Prince Philip, Duke of Edinburgh, has died aged 99. He had been married to the Queen, former Patron of the Royal Society of Literature, for 73 years and was, in the words she used at the celebration of her Diamond Jubilee in 2012, “my constant strength and guide”.
Philip, an only son and youngest of five children, was born in Corfu on 10 June 1921. His father was Prince Andrew of Greece and Denmark, and his mother was Princess Alice of Battenberg. While he was still a small boy, his family was exiled from Greece, and Philip had a peripatetic education in France, Germany and the UK, ending his schooling at Gordonstoun, in Scotland, where he would later send his oldest son, Prince Charles.

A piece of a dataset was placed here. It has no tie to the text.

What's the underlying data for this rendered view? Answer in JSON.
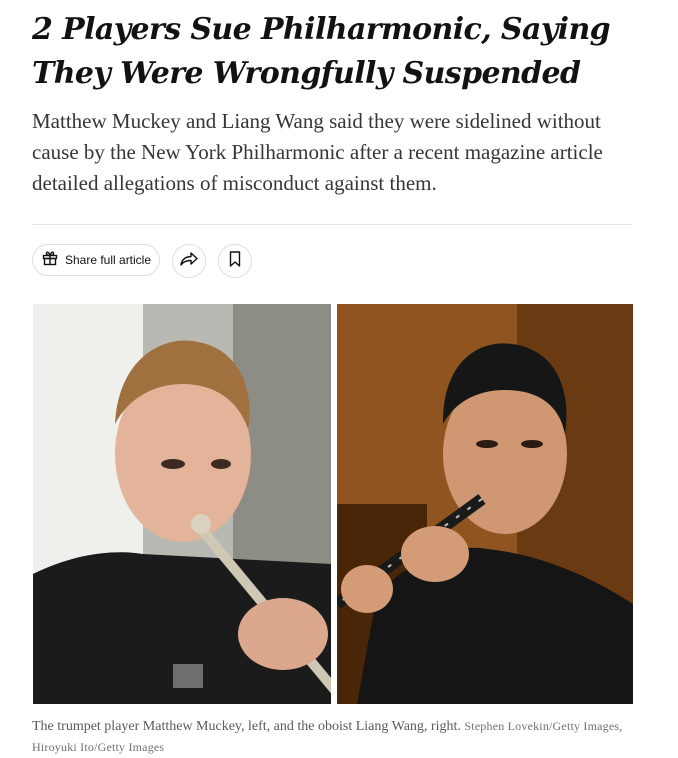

Philip joined the British Royal Navy aged 18, in 1939. In July of that year he began a correspondence with 13-year-old Princess Elizabeth. They were engaged in July 1947, when Elizabeth was 21, and 200 million television viewers watched their wedding.
A keen yachtsman, polo player and carriage driver, Prince Philip (as he became) was patron, president and member of over 700 organisations, perhaps closest to his heart The World Wildlife Fund, of which he was President from 1981-1996. He was Chairman of the Duke of Edinburgh Award scheme for young people, which he co-founded in 1956. When he retired from royal duties in 2017, aged 96, he had completed 22,219 solo engagements since 1952. He had also helped the Queen with many of her own. Some Fellows of the Royal Society of Literature will remember a party the Queen gave at Buckingham Palace for people in the world of books. Standing by her in the receiving line, the Duke firmly shook the hands of authors, fixing them in the eye as he demanded, “Fact, or fiction?”
Prince Philip died on the morning of 9 April 2021 at Windsor Castle, just shy of his 100th birthday. Our thoughts are with Her Majesty The Queen and the Royal Family at this time.